WASHINGTON - The World Bank has appointed
a new country manager for Iraq despite security
and corruption concerns, according to a leaked
document. The news emerged just days after
outgoing World Bank president Paul Wolfowitz
promised not make any major new appointments at
the institution.
Anticipating that Iraq
could eventually assume a more prominent role at
the bank, its board has periodically issued
official statements - a highly unusual measure -
telling Wolfowitz that it
wanted
to be updated on any major plans for Iraq.
The Government Accountability Project
(GAP), a Washington-based watchdog group, released
an e-mail it says it obtained from sources inside
the bank showing Daniela Gressani, vice president
for the Middle East and North Africa region,
making the announcement.
"I am pleased to
announce the appointment of Mr Simon Stolp as
country manager, Iraq," said Gressani in her
e-mail, a copy of which was seen by Inter Press
Service (IPS).
A World Bank official in
the Middle East department who wished to remain
unidentified confirmed the news to IPS.
Stolp, an Australia national, will manage
the day-to-day affairs of the bank in Iraq,
monitor the bank's lending portfolio there and
manage the bank's office and resident staff. His
appointment was effective as of Monday, Gressani
said in her e-mail. Gressani did not return
telephone calls from IPS for comment.
The
World Bank has not had a major presence inside
Iraq since a bombing on August 19, 2003, claimed
the lives of bank staffer Alya Sousa and 21 United
Nations employees at the UN headquarters in
Baghdad. Since then, the bank's operational work
in Iraq has relied on regular meetings with Iraqis
outside their country and use of the bank's
videoconferencing facilities in Baghdad.
The World Bank runs its operation through
its interim office for Iraq, which is based in
Amman, Jordan. The office employs Iraqis for
operations inside their country.
The new
appointment, which had not been formally announced
by the bank at this writing, appears to confirm
what many analysts have long suspected about
Wolfowitz' relentless attempts to move the bank
back into Iraq - and to boost US policy there -
despite internal opposition and the continuing
high security risk.
Although he has served
for the past two years as president of the bank,
Wolfowitz is best known in many circles for his
role as a primary architect of the US invasion of
the Arab country and as a staunch neo-conservative
ideologue promoting US military interventionist
policies, especially in the Middle East.
In February, IPS reported that Wolfowitz
had been secretly negotiating a contract with a
new resident director in Iraq, despite some
objections from staff and the board of directors.
The same month, the bank, still under
Wolfowitz's management, also sought to quell news
that a local staff member had been injured in
Iraq, apparently for fear that the report might
derail Wolfowitz' bid to recruit a new country
manager for Iraq.
Although Wolfowitz
announced his resignation last Friday, the new
development indicates that he is still attempting
to steer the course of the institution.
Through a series of documents leaked from
inside the bank, GAP helped disclose the
favoritism scandal involving Wolfowitz' longtime
girlfriend and colleague Shaha Riza that
eventually led to his ouster.
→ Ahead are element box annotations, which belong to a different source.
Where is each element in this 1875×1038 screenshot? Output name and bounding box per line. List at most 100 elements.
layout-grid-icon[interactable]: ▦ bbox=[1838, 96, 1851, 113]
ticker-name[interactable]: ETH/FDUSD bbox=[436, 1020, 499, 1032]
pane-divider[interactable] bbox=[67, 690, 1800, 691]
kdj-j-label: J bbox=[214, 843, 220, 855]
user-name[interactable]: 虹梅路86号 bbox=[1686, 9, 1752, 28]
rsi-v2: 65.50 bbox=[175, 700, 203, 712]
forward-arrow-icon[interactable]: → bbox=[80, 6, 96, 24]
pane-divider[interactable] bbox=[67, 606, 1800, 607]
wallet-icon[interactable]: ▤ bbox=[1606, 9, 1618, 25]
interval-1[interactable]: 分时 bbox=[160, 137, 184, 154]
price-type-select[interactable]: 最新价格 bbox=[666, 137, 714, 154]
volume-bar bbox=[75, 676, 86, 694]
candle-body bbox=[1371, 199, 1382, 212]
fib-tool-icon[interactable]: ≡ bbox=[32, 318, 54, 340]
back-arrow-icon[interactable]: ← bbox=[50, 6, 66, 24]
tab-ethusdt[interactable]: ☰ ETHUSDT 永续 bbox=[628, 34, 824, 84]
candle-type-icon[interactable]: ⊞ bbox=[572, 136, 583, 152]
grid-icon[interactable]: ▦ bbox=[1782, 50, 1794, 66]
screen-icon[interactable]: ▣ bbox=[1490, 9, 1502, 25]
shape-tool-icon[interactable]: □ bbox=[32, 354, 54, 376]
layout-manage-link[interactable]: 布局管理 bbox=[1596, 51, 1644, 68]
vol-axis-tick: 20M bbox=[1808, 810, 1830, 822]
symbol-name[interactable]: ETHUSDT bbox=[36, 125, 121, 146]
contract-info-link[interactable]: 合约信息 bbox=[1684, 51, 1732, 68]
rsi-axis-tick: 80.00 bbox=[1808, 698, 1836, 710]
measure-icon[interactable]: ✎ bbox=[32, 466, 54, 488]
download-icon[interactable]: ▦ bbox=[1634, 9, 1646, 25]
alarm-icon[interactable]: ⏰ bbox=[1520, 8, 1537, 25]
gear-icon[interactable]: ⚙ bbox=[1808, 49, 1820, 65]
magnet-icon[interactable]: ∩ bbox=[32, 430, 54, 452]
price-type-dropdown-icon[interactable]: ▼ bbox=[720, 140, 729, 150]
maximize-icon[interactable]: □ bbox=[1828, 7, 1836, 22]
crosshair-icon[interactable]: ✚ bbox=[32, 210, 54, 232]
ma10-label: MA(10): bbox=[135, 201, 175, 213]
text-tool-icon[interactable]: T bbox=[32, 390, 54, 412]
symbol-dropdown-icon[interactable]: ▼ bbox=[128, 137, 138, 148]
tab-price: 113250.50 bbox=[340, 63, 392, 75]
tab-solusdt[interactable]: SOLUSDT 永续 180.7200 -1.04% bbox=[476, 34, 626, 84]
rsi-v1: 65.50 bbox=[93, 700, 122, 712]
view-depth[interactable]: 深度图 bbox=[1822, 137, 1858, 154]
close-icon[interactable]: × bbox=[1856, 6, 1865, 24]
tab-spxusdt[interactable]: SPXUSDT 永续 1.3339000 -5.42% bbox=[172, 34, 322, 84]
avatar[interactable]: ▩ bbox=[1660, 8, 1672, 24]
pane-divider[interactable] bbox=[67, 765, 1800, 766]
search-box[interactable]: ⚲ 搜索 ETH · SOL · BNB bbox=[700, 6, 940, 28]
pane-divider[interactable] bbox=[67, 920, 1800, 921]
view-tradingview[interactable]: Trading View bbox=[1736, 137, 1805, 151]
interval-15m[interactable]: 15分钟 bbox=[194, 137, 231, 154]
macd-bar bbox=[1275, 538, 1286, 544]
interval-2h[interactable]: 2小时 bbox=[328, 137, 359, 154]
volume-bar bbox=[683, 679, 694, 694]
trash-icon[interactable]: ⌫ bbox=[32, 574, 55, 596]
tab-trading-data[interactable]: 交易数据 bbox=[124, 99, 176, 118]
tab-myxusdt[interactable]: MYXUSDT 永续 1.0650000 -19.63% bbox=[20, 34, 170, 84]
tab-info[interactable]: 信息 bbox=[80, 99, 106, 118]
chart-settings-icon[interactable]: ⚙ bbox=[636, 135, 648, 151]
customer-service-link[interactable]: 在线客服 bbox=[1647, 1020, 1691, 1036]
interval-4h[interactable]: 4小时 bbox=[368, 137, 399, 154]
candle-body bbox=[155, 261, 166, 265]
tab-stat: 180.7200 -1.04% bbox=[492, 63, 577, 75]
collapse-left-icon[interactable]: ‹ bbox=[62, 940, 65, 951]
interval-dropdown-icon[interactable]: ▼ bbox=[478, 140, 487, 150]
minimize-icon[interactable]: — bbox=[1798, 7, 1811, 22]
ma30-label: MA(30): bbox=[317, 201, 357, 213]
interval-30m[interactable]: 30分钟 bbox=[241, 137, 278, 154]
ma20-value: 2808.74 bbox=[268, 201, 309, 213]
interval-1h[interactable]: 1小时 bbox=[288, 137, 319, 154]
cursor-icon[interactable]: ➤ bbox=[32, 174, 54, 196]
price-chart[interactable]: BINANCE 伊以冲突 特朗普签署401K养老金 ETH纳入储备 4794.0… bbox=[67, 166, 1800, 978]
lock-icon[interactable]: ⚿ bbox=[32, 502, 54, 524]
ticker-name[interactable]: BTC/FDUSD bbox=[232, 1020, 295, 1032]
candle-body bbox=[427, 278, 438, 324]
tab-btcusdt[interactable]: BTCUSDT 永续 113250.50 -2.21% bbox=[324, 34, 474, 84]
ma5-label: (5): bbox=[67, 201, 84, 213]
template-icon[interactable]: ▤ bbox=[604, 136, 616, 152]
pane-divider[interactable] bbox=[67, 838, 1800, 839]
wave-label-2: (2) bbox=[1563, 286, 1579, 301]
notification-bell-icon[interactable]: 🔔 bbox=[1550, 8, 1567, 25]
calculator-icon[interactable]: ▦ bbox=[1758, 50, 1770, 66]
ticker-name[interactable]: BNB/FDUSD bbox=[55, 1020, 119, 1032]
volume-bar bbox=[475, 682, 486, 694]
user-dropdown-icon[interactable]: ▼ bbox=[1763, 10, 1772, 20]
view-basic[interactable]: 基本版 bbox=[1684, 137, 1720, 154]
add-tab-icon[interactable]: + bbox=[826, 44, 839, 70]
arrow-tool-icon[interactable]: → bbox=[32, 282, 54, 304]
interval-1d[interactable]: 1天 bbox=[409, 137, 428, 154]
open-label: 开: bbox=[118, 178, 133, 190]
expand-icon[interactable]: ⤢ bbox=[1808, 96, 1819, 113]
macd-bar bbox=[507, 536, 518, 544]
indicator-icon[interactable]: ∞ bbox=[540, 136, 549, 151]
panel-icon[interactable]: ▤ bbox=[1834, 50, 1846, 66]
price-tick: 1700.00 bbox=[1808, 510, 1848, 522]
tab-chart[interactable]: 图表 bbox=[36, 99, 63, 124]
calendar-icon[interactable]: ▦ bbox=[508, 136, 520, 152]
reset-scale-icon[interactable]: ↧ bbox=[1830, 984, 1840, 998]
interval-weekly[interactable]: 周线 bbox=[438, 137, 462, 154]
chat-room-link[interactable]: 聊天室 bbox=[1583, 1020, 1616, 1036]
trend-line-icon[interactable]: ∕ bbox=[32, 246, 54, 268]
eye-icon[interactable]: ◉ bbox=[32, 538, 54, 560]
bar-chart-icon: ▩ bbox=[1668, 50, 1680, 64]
The group noted in a
statement on Monday that the new Iraq appointment
contradicts a statement by Wolfowitz not to make
any key appointments before his scheduled June 30
departure.
"The timing of this appointment
is surprising. Although Paul Wolfowitz did not
explicitly say he would 'recuse' himself from
ongoing personnel decisions at this level, he
strongly implied that he would do so," GAP said in
a statement.
In a May 18 statement before
the bank's board looking into his misconduct,
Wolfowitz said: "I believe all country-manager and
director personnel have been completed for the
spring, so I have no expectation of being involved
in these or any other personnel actions."
The appointment likely means the bank will
release new loans to Iraq, despite the
deteriorating security situation and recent
disclosures of massive corruption in
reconstruction efforts.
When Wolfowitz
first came to preside over the World Bank, an
international development agency, in June 2005,
there was an outcry at the board and among some
staff because of his close association with
planning the Iraq war, which has turned into a
major humanitarian fiasco.
Senior staff
and some board members expressed fears that
Wolfowitz' right-wing ideological leanings would
push the bank toward more involvement in the
controversial US occupation of Iraq.
But
for the past year and a half, Wolfowitz has kept a
relatively low profile on the issue and tried
publicly to tone down his ideological convictions.